To view users in a local group:
- Type net localgroup groupname, where groupname is the name of the group you want to list. For example, if the group name is Administrators, you would type net localgroup Administrators. Then press Enter.
- Observe the list of users in the local group.
How do I know my CMD username?
In the box, type cmd and press Enter. The command prompt window will appear. Type whoami and press Enter. Your current username will be displayed.
How do I list users in Groups?
There are multiple ways to find out the groups a user belongs to. The primary user’s group is stored in the /etc/passwd file and the supplementary groups, if any, are listed in the /etc/group file. One way to find the user’s groups is to list the contents of those files using cat , less or grep .
How to get list of all user groups?
Use the below command to know the list of members of a group from command line. For example to get the list of all remote desktop users on a system we can run the below command. How to find the list of all groups a user is member of? You can run the below command to list the groups a user is member of.
How to see all users in Windows command line?
How to see users using the Windows command line (PowerShell & CMD list users) This method works both in the Command Prompt and PowerShell. Open the command-line app that you prefer, type net user, and press Enter. Net user lists the users that have accounts configured on a Windows PC, including hidden ones or disabled user accounts.

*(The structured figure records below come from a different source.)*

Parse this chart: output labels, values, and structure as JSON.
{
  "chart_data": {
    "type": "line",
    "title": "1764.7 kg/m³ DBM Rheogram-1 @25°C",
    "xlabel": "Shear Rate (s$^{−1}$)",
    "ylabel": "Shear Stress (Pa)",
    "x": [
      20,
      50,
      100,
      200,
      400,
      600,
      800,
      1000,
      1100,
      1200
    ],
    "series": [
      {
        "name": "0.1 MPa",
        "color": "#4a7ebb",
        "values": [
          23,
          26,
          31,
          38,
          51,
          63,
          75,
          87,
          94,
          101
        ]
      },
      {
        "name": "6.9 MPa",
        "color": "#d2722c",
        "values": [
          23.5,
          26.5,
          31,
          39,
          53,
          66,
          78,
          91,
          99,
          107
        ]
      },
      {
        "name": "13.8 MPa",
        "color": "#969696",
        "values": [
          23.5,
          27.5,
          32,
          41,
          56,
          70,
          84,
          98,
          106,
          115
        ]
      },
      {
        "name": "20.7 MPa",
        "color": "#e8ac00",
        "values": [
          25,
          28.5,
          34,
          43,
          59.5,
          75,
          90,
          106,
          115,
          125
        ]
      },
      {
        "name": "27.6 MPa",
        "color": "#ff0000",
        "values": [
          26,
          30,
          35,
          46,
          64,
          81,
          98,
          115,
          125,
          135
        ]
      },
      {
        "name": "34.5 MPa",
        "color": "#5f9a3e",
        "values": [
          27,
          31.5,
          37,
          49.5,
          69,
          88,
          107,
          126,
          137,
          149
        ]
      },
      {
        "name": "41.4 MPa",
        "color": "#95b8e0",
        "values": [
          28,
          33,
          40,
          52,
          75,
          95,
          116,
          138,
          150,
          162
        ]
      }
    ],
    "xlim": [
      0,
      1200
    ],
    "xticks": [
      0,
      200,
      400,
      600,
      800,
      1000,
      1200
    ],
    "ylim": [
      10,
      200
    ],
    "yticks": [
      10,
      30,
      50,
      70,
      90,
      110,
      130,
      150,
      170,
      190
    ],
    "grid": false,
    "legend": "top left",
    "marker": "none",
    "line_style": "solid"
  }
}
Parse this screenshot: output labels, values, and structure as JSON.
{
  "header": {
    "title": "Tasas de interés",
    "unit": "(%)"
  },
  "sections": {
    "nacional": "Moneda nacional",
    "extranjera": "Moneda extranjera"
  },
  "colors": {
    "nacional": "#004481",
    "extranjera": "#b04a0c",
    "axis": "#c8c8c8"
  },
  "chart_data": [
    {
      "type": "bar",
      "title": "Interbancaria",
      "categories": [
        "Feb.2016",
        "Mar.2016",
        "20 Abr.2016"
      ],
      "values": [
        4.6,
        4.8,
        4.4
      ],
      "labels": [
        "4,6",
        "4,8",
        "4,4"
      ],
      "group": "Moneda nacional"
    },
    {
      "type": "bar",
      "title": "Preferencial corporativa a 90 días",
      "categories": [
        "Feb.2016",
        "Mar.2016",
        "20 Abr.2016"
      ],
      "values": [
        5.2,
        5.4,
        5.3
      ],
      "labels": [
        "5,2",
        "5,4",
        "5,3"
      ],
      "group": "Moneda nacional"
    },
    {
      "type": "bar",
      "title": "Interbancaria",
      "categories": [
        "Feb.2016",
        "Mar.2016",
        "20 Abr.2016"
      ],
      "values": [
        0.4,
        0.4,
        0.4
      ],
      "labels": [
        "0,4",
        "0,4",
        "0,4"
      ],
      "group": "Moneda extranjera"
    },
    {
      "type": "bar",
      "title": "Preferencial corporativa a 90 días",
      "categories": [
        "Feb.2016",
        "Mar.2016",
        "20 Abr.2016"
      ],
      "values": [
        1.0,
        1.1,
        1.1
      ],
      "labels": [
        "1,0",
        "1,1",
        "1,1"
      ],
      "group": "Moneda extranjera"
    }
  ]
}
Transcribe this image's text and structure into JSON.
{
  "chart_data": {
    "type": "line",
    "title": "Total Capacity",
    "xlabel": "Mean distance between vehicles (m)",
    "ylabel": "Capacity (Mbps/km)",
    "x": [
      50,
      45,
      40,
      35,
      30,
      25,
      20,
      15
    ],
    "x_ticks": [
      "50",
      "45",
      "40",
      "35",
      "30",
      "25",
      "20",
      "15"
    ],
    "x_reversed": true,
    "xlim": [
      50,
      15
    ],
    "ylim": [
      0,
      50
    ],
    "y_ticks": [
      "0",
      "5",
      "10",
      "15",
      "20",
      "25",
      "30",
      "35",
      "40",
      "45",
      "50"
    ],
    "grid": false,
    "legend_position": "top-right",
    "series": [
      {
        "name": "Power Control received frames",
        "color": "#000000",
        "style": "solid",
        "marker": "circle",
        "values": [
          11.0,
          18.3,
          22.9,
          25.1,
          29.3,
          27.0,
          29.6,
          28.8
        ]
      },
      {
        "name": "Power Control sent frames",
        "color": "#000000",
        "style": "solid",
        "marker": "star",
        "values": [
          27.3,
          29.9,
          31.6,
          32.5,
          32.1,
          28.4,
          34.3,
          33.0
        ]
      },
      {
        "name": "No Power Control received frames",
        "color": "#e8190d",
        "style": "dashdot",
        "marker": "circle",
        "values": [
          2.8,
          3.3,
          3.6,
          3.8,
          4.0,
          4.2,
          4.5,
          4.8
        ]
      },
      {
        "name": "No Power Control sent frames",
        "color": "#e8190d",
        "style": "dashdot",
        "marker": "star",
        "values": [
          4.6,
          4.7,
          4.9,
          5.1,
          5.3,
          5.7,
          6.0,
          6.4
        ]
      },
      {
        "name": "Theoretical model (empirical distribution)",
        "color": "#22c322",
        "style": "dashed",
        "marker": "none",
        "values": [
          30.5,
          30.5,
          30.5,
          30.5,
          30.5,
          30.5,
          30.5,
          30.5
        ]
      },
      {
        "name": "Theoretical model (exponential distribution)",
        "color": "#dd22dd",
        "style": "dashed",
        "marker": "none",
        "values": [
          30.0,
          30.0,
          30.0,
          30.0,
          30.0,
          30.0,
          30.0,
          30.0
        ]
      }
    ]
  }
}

Where can I find list of local users?
Normally, we can find the list of local users or groups created on a windows system from User Accounts applet in Control Panel, User Accounts in Control Panel Or, more in detail in Computer Management MMC, which is my favorite place when checking things like this. Users and Groups in Computer Management MMC
Where can I find list of CMD commands?
List of All 200+ CMD Commands For Your Windows. To Open CMD, you need to search for CMD in the Search box or you can simply press Windows Key + R that will eventually open the Run window, where you need to type CMD and hit enter. 1. Accessibility Controls – zaccess.cpl. 2. Accessibility Wizard – accwiz. 3. Add Hardware Wizard – hdwwiz.cpl.